Ogni volta che noi apprendiamo informazioni o contenuti, svolgiamo un compito o facciamo esperienze, il funzionamento del nostro cervello si modifica attraverso la creazione di nuove connessioni sinaptiche (fig. 1) – circuiti neuronali – che si consolidano nel tempo se utilizzati, oppure diventano sempre più labili nel caso in cui non vengano esercitati.

Ad esempio, se io non esercito il mio inglese, dapprima il mio sistema neuronale che ha imparato la lingua a livello scolastico comincia ad “arrugginirsi”, poi nel tempo diventa letteralmente un rottame da eliminare se continuo a parlare sempre e solo italiano.

Per questa sua esclusiva caratteristica di modificabilità, il cervello è l’unico organo del corpo a potersi definire “plastico”.

La plasticità è ai suoi massimi livelli nei primi anni di vita e poi decresce progressiva- mente fino a determinare l’invecchiamento del cervello che in certi casi è addirittura precoce.

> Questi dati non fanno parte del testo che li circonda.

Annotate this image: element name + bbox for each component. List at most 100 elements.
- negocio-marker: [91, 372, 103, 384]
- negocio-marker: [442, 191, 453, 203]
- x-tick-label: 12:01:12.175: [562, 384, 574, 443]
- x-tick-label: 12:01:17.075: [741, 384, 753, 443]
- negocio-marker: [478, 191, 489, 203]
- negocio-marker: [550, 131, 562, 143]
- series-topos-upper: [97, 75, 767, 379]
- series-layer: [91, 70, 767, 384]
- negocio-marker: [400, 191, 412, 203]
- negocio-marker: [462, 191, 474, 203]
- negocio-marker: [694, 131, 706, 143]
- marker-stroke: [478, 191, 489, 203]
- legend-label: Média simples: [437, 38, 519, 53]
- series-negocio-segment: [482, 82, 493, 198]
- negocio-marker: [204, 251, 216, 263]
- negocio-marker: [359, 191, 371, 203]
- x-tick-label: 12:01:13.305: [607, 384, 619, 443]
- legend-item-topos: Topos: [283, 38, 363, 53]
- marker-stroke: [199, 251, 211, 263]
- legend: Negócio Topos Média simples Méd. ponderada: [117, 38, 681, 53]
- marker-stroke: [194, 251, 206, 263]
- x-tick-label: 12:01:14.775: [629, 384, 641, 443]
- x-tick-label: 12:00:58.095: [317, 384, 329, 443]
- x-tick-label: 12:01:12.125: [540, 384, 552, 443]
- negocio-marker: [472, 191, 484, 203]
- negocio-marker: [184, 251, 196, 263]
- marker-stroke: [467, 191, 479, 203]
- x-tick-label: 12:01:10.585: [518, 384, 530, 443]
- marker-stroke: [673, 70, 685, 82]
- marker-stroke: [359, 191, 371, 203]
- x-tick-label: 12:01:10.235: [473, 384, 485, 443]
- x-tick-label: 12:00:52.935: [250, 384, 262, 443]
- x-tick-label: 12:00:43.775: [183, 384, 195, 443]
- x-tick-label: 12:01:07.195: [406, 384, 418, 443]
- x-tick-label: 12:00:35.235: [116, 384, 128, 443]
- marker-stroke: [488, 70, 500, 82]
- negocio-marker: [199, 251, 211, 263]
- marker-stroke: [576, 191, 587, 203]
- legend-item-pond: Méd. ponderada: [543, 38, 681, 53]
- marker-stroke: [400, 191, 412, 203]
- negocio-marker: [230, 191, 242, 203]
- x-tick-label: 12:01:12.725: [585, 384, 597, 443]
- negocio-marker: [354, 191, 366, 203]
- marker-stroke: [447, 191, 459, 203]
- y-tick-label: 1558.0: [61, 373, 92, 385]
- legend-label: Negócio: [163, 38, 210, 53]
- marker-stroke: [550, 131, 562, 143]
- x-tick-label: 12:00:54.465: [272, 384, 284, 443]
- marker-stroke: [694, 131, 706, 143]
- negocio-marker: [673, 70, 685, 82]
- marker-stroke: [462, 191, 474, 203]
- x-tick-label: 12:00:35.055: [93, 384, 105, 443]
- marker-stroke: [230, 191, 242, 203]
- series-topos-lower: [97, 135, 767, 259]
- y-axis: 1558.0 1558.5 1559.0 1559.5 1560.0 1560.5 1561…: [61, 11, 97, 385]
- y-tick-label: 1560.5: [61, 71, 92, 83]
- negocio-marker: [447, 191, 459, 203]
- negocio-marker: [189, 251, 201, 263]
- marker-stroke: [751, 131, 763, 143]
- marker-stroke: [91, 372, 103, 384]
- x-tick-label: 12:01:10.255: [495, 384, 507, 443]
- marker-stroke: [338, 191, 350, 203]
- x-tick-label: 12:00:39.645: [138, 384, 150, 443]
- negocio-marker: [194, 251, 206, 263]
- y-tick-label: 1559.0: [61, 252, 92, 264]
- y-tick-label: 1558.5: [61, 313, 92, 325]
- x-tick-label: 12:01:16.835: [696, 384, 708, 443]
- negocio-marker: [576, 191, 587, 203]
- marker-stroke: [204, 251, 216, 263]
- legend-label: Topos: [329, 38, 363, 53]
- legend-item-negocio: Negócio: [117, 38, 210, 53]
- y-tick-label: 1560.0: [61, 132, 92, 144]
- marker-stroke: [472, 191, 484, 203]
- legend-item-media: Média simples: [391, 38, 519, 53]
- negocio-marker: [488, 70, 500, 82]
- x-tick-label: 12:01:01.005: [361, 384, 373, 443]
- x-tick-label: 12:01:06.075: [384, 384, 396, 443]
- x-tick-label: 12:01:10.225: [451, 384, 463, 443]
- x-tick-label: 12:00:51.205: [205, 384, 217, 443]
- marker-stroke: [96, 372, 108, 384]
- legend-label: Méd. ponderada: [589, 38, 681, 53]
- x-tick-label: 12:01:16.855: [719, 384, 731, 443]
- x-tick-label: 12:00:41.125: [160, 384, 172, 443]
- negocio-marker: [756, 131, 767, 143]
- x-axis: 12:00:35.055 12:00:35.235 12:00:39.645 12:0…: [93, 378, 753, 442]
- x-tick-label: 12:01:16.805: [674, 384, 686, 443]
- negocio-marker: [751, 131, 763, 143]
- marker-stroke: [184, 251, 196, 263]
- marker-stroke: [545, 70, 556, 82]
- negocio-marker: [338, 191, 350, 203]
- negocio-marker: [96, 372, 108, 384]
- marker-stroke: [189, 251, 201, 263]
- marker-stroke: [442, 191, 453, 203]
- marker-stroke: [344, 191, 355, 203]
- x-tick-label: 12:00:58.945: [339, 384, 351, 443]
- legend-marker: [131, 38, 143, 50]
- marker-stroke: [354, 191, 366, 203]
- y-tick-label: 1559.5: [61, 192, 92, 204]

Ecco il motivo per cui è fondamentale stimolare opportunamente sia i bambini – senza esagerare ovviamente! – sia mantenere sempre in attività il cervello nel corso della vita, con film, programmi televisivi intelligenti e/o dal sano umorismo – che sono sempre più rari purtroppo! – letture, relazioni sociali, hobby creativi, sport, viaggi e vita di comunità.

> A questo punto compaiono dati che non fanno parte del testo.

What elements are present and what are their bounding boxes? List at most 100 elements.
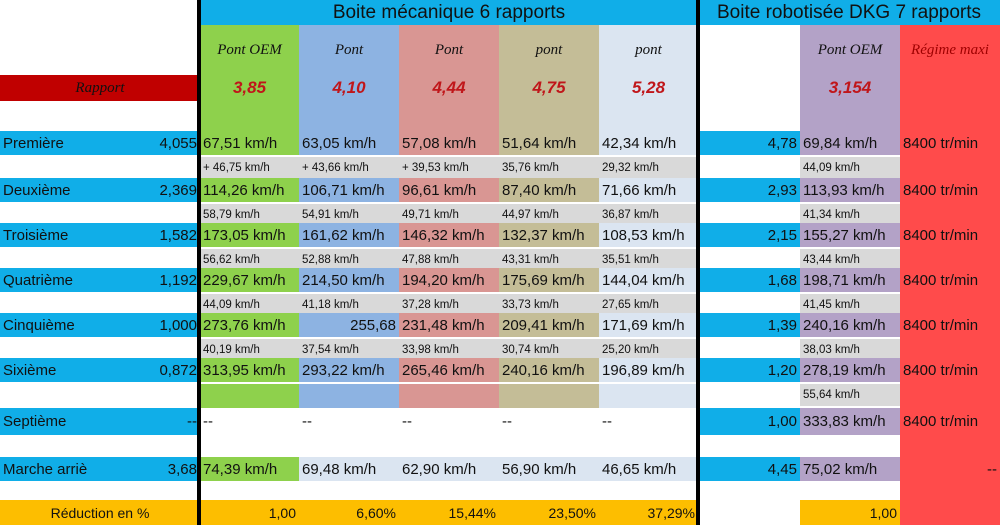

Insomma, bisogna imparare a rimanere giovani fin da giovani attraverso uno stile di vita che potremmo riassumere con: ama, lavora e sorridi fino all’ultimo giorno!

Il gioco della firma ci conduce alla prima legge del cambiamento e ad una serie di importanti riflessioni ad essa collegate.

Prima legge del cambiamento:

Ogni cambiamento comporta un apprendimento ed ogni apprendimento comporta un cambiamento.

Da questo assioma deriva il fatto che l’origine della “resistenza” al cambiamento in alcune persone, prima ancora del fattore psicologico- caratteriale, è da considerarsi di natura neurofisiologica in quanto ogni nuova connessione creata dal cervello comporta una vera e propria “fatica neuronale” con il relativo consumo di ossigeno e zuccheri.

In altri termini, ogni cambiamento ha un suo costo a livello di impiego di energia.

Tali costi vengono sostenuti tranquillamente da chi possiede risorse energetiche in abbondanza – come ad esempio i bambini oppure gli adulti particolarmente attivi e creativi.

Le persone che invece hanno perduto o non hanno sufficientemente sviluppato la necessaria elasticità mentale, divenendo nel tempo molto “strutturate” ed abitudinarie, vivono i “costi” dei cambiamenti come dei veri e propri stress generanti stanchezza, frustrazione ed in diversi casi anche forte ostilità.

Naturalmente, ogni persona “struttura” le proprie modalità di approccio ai cambiamenti non solo in base alla plasticità cerebrale ma anche e soprattutto in funzione delle esperienze di vita e dei risultati di successo o insuccesso ottenuti nel corso del tempo nell’affrontare le varie situazioni.

L’essere umano è un microcosmo così complesso e variegato che ogni riduzionismo risulterebbe non soltanto ingenuo ma anche irrispettoso nei confronti della ricchezza emotiva e psicologica di cui ogni persona è portatrice.